For me it hasn't been the actual pregnancy that has bothered me. What bothers me is knowing that her son will eventually be set aside like all the must-have toys from previous seasons. She will get bored with being mommy...with spitup and poop and snot...and then that child will be relegated to the care of a nanny. I hope it's not true. But when someone has a marriage that lasts HOURS, how can I not think she'll change her mind about this too? It makes me unbearably sad to think of all the things I would trade for the spitup and poop and snot...when she will be thinking of what she has to trade to get away from it all.
You're not nuts, I promise. Life has been horribly unfair to you, and it always seems especially unfair to see someone else have everything come to them so easily and effortlessly. It makes me cringe to see how much some people take for granted because they haven't been through hell and back and they just don't get it.
By the way, I know you weren't exactly trying to be funny, but you made me giggle with your blog title and your commments about Britney and her "smirking rat of a husband." See, a true nutcase could never be funny in the midst of her pain! ;)
H&S!
Look, it's better to be nuts than not cos only the sane go crazy. It can't happen to the likes of us!!

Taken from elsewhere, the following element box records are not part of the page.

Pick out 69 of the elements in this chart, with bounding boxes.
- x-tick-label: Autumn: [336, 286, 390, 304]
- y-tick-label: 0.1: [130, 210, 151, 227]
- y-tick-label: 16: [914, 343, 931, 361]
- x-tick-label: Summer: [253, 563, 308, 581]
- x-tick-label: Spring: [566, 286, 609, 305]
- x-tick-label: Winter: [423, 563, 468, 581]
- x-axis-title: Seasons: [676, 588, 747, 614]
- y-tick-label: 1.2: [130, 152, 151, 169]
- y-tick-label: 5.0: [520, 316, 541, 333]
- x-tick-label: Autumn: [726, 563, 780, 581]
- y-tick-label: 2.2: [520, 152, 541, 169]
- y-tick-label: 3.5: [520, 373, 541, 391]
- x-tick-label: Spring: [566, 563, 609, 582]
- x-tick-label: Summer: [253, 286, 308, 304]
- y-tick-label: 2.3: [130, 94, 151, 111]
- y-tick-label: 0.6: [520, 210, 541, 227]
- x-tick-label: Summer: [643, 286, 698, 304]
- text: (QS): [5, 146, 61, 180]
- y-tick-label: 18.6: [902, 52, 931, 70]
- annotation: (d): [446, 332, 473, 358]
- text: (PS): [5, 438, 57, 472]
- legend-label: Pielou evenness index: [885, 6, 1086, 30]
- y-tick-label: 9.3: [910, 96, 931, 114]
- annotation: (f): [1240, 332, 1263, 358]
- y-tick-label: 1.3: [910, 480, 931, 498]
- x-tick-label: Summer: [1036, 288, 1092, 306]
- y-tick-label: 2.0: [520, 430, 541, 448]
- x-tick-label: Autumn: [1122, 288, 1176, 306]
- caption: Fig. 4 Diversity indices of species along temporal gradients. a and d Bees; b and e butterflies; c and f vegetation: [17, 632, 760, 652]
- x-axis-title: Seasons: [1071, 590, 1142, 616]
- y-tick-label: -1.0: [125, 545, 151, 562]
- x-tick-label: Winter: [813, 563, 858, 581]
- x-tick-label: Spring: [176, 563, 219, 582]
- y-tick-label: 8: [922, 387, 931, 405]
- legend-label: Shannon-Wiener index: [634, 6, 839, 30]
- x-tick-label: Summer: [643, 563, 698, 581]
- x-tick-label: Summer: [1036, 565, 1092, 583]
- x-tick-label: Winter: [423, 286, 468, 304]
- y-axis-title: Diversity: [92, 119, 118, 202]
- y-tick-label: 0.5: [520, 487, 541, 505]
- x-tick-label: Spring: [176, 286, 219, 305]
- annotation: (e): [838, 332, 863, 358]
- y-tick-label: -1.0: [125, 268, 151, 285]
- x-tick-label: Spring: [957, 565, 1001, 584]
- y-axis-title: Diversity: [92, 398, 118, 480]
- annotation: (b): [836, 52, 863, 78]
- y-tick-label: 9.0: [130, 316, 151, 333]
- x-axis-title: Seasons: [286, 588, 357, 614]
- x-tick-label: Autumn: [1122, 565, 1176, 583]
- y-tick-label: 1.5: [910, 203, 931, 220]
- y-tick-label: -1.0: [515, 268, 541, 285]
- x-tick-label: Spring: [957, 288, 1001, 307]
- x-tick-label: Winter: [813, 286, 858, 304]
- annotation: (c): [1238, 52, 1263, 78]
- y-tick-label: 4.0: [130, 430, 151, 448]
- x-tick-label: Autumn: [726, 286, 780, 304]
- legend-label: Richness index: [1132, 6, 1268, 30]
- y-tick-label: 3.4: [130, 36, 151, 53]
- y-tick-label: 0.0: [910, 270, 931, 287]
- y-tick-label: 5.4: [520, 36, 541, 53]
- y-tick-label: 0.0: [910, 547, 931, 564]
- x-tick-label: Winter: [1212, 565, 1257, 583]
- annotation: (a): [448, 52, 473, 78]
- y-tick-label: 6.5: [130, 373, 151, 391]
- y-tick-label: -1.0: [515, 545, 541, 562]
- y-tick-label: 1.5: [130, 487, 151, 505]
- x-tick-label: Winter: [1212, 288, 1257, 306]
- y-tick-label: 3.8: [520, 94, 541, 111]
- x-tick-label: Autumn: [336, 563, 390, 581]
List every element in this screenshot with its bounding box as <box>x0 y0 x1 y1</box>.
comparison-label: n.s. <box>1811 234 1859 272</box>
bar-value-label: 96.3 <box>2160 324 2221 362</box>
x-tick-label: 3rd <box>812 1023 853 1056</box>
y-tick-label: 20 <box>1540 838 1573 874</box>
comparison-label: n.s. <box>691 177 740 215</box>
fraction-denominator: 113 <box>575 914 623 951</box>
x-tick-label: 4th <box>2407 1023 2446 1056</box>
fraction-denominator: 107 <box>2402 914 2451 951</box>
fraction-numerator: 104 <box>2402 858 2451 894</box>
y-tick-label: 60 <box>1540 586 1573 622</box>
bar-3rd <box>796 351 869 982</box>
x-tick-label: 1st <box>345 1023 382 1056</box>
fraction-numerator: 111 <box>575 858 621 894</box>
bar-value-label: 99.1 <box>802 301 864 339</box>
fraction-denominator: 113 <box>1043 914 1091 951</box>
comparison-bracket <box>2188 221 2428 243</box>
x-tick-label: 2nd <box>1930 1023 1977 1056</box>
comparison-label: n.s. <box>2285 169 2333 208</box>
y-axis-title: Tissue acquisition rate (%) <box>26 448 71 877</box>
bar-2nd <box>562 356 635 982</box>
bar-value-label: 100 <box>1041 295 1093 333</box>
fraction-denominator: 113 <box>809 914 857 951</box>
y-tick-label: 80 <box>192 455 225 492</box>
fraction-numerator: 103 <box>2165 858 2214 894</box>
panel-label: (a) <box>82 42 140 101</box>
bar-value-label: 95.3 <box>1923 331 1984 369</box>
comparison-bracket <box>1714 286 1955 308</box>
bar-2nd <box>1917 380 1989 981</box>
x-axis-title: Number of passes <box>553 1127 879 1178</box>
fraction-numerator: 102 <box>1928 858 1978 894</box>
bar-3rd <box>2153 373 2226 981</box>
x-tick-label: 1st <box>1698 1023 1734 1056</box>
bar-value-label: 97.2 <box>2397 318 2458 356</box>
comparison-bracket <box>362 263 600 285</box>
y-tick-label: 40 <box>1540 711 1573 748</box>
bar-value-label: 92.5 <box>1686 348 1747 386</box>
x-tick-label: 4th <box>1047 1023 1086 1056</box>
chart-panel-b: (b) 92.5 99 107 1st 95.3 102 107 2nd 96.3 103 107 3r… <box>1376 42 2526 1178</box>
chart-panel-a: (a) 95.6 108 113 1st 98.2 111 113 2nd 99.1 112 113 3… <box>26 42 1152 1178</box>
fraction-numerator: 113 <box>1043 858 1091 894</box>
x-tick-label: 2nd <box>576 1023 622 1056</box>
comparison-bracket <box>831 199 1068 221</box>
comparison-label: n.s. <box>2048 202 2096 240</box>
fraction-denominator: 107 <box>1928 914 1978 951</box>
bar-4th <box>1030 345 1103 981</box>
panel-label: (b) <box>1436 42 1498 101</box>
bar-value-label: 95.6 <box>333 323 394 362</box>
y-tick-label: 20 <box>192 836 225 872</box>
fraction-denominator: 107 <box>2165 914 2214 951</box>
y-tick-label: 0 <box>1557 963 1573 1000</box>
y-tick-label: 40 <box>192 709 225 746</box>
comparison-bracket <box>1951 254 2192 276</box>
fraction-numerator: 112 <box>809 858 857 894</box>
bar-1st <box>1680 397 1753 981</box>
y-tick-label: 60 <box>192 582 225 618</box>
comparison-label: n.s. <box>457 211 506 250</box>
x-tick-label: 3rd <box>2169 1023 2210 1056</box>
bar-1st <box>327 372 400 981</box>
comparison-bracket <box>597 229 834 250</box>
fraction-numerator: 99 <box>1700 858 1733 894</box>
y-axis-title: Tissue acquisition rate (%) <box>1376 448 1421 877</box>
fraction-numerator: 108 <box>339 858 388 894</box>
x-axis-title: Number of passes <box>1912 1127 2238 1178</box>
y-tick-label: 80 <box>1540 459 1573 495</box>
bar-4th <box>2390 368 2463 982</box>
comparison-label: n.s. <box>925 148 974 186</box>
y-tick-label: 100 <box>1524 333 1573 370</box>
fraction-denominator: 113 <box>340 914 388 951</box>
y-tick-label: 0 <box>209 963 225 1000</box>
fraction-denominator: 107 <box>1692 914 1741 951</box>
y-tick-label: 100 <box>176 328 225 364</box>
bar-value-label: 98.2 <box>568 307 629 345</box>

Her pg was announced days after my m/c and I hated her for it cos it was just too easy and it should have been me.
Oh well, life goes on and my kids will be better off than hers so i thumb my nose to her, all the while wishing for some of her endless cash!
You're definitely not nuts. In fact, it's as if you plucked MY thoughts on this news out of my head and made it sound perfect through your words.